Além disso, os programas pouco apresentam relação com as reais necessidades dos atingidos e atingidas da bacia do Paraopeba, e parecem interessar mais ao governo, cujo déficit orçamentário pode chegar a 20 bilhões após a crise do coronavírus – estão previstos 11 bilhões em fortalecimento do serviço público e 5 bilhões em mobilidade, incluindo a construção do Rodoanel e melhoria e aumento do metrô. Apesar de já ter anunciado propostas de governança para a gestão desses valores, o governo de Minas Gerais aproveitou a pandemia para não mais realizar reuniões com os atingidos e atingidas para a construção da proposta, decidindo por “passar a boiada”.
Reafirmamos que a Vale deve sim reparar e indenizar os danos realizados pelo rompimento da barragem em Minas Gerais, especialmente naqueles efeitos pouco visíveis que serão sentidos pelos mineiros e pelos atingidos e atingidas da bacia do Paraopeba por anos. Mas assim como fez na bacia do rio Doce, o governo de Minas Gerais não pode se aproveitar do dinheiro da reparação dos atingidos para atropelar os processos democráticos e a participação popular garantidos constitucionalmente.
Qualquer tipo de acordo tomado de maneira leviana a fim de mera condução do processo para que o Sistema de Justiça e o Estado brasileiro não passem vergonha mais uma vez por não garantirem o devido andamento e a razoável duração do processo, representará uma violação dos direitos humanos e um retrocesso na justiça do país, que deveria ter como papel principal a reparação integral dos atingidos.

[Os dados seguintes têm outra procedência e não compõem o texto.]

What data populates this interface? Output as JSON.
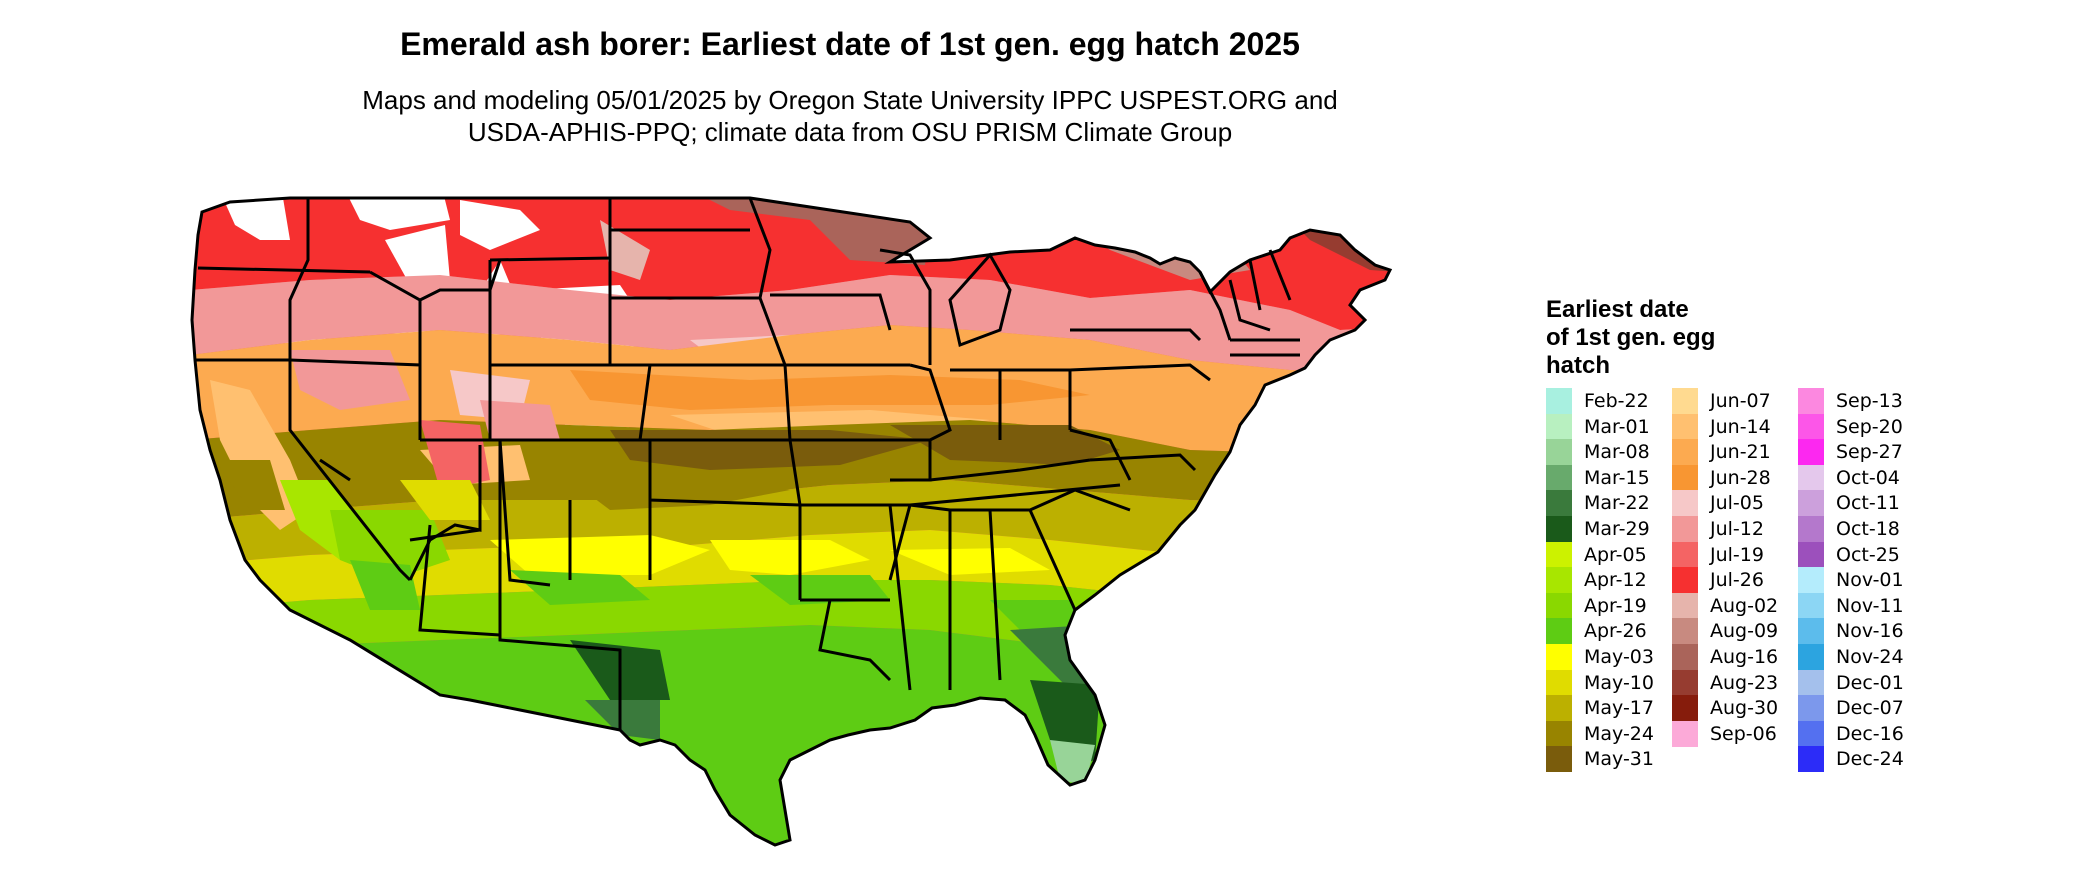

A falta de uma decisão qualificada que garante que os danos ainda não diagnosticados sejam efetivamente reparados, gera mais insegurança jurídica e aqui é importante que sejam valorizadas a segurança jurídica dos atingidos e não dos acionistas da Vale. Isso sem que haja alegação da empresa criminosa de já ter cumprido seus deveres de responsabilidade, e garantindo o trabalho de diagnóstico dos danos feito pelas Assessorias Técnicas Independentes e pela perícia técnica do juízo.
Por fim, muito menos deverá ser realizado qualquer acordo que rebaixe o pedido sobre os danos morais coletivos e danos sociais. Sabemos que nesta esfera é incalculável toda a dor e sofrimento que os atingidos passaram, vem passando e ainda passarão na bacia do Paraopeba. Os danos nestes territórios atingidos se estenderão por anos e afetarão diversas gerações. Por isso não é possível que a empresa reincidente e denunciada por diversos outros casos de violações de Direitos Humanos no Brasil e no mundo não seja punida de maneira exemplar também no âmbito civil. A responsabilidade civil brasileira prevê também que a condenação deve ter seu efeito pedagógico no infrator e assim deve ser feito.

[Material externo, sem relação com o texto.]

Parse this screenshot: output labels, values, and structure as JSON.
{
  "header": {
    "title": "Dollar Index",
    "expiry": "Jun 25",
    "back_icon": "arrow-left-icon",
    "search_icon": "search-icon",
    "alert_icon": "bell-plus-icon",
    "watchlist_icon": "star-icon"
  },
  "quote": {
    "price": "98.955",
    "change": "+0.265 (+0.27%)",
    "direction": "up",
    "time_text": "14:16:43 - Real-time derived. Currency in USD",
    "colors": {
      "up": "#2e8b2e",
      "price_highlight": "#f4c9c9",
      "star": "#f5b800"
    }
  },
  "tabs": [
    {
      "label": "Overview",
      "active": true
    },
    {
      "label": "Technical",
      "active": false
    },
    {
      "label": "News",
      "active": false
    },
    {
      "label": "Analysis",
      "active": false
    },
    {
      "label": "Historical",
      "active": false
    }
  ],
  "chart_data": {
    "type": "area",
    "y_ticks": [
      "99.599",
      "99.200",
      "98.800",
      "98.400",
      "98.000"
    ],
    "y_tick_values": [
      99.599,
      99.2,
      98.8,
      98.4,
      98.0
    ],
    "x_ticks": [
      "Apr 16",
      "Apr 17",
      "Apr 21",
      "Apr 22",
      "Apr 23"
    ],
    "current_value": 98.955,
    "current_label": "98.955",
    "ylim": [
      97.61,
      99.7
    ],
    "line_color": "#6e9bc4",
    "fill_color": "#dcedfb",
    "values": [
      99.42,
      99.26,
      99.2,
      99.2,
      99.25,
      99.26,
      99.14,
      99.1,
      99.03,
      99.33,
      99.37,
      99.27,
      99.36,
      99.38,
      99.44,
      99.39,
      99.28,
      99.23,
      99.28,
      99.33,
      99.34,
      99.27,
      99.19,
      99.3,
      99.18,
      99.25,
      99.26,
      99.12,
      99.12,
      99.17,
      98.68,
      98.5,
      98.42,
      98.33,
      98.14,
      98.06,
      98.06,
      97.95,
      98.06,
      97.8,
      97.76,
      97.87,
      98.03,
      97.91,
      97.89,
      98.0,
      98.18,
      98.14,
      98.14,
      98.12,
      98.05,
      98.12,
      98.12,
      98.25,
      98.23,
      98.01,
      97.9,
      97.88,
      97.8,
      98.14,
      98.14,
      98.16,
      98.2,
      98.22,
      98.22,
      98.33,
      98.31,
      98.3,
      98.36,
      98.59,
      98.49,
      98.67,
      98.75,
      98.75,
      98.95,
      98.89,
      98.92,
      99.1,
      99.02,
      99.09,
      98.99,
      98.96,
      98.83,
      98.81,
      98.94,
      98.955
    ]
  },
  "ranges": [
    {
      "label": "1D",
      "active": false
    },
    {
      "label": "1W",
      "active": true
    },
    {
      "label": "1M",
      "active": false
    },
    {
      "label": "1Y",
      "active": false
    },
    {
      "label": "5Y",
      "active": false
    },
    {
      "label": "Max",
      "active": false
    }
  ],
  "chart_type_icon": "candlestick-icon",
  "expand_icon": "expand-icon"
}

O MAB reafirma que a Vale é uma empresa criminosa, cuja conduta é movida pelo lucro e não pelo desenvolvimento humano, e que somente uma condenação que afete expressivamente suas finanças poderá causar impactos que levem a empresa a efetivar a reparação integral. O Sistema de Justiça não pode fechar ok olhos para essa realidade e se fechar nos objetivos internos desse ponto. Uma condenação por danos morais coletivos e danos sociais nesse momento é fundamental, inclusive para o processo de reparação integral, mas contando que não se negociem direitos. A participação informada dos atingidos e o seu reconhecimento enquanto atores que devem decidir sobre os rumos da própria reparação não podem ser esquecidos pelos sistemas de justiça.
Águas para a vida, não para a morte!